It’s taken all of a week for Dinner for Schmucks to be replaced as the funniest movie of the summer, so far – especially because The Other Guys is the unlikeliest of movies – a funny parody of cop/buddy movies. Unlikely because there have been so many in the genre that more than a few have lapsed into self-parody, and the ones that have tried to be funny simply weren’t.
Why does The Other Guys work where others have failed? Will Ferrell’s best performance in years; Ferrell’s best material in years and, in Mark Wahlberg, an actor who is absolutely fearless in putting himself out there.
While hot dogging cops like Detectives P.K. Highsmith [Samuel L. Jackson] and Christopher Danson [Dwayne Johnson] get the big cases and hog all the glory – to the point where they might be just a bot too overconfident. Lost in the glare from their smiles are an entire office of detectives, including Allen Gamble [Ferrell] and Terry Hoitz [Wahlberg].
Gamble is a forensic accountant who prefers to be behind a desk, working his computer. Hoitz, who at first seems like the “conventional” cop to Gamble’s flake, is actually every bit of unconventional – just in different ways. Most of the movie’s humor does, in fact, come from the way their idiosyncrasies just don’t align, causing all kinds of friction – even when they’ve managed to figure out to a way to work together.
True, Gamble is a typical role for Ferrell – the buffoon who is completely oblivious to just how wacked-out he really is – but the difference here is that he’s working with the strongest material he’s had in ages, courtesy of co-writer [with Chris Henchy]/director Adam McKay [Anchorman, Talladega Nights]. You can tell the writing is strong because Ferrell’s improvs are smarter and funnier – meaning he has material that is inspiring him.
Wahlberg, though, is the revelation, here. Hoitz is as much a tough guy as any character he’s played, but he has a very weird human side: in high school he learned ballet, and how to play the harp, to taunt guys he refers to as “gay” – totally unaware of how that makes him look.
There’s also a running joke that is set off by Terry meeting Gamble’s wife, Dr. Sheila Gamble [Eva Mendes], whom Gamble refers to as “plain.” Although it’s as obvious as the nose on your face, it still works every time.
Then there’s the big case that sets Gamble and Hoitz on the road to, if not greatness, then competence. Gamble stumbles onto a construction project where no scaffolding permits have been filed. The owner of the project, billionaire investment guru David Ershon [Steve Coogan], is actually a Bernie Madoff clone, but it takes a while for The Other Guys to figure that one out. Even while they’re still on the scaffolding thing, though, the action ramps up and leads to another running gag involving Gamble’s firearm.

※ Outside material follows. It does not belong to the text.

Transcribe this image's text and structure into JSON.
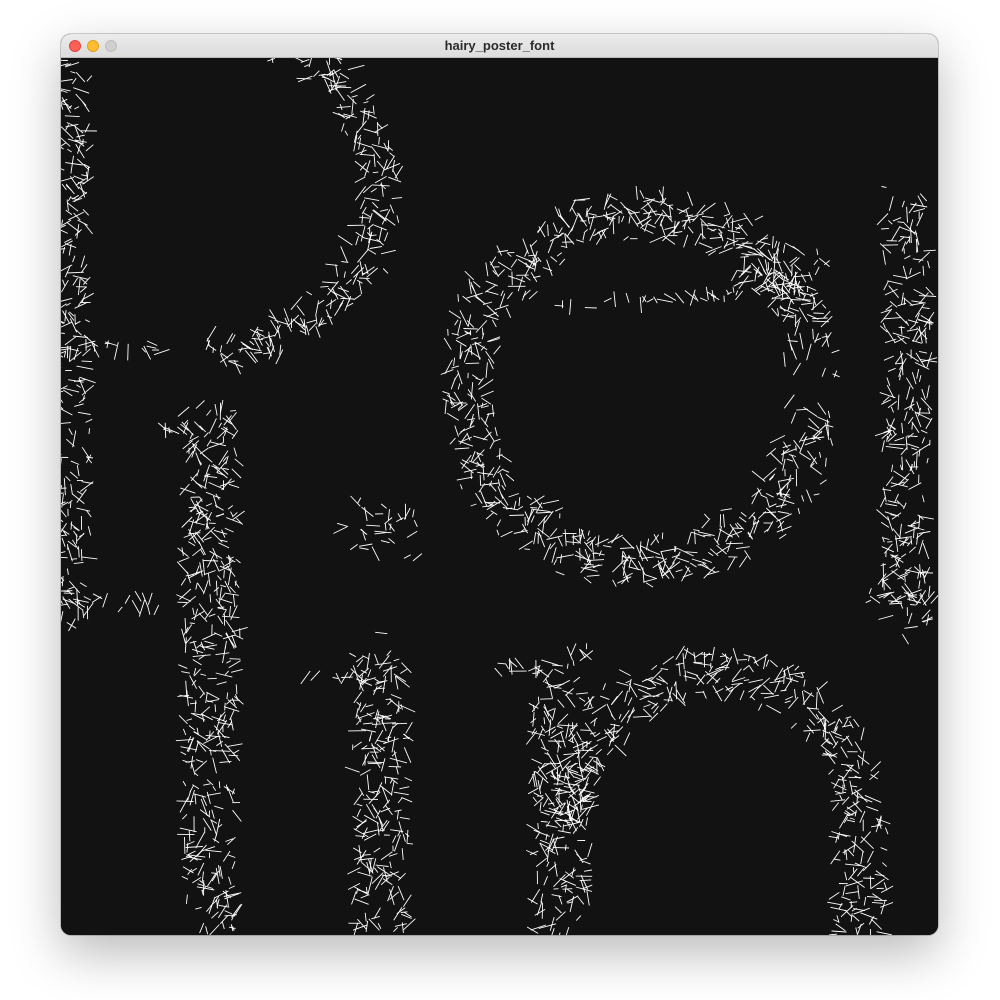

The idea that Gamble and Hoitz’s boss, Captain Gene Mauch [Michael Keaton] moonlights as a department manager at Bed, Bath & Beyond is only heightened by his name being one of a number of sports references – including the one that got Hoitz assigned as Gamble’s partner [I’m sure lots of reviewers will have spoiled that moment, but I won’t; it’s too funny – especially if you’re a Red Sox fan!].
As for action, the trailer doesn’t even begin to hint at the action sequences! Car chases – in a hybrid! Explosions [bigger than you’d expect] and even a beautifully shot homage to John Woo. Seriously, The Other Guys has the funniest action sequences I’ve seen in many years, and they work because it doesn’t matter whether they’re scaled down or over the top, they’re shot as completely real.
My only real problem with The Other Guys is that Ferrell does take a lot of gags a few beats too far, but given the strength of the material overall, that’s a small quibble.
Stick around for the spiffy closing credits, which will give you an instant education on the realities of financial crime while making you smile [a difficult trick, but beautifully done].
This is one of those smart movies built around stupid humor. With its mix of silliness and its willingness to take parody to new highs [and lows], The Other Guys kicks cinematic butt.
In short, The Other Guys’ idiosyncratic [freakshow] cops rule!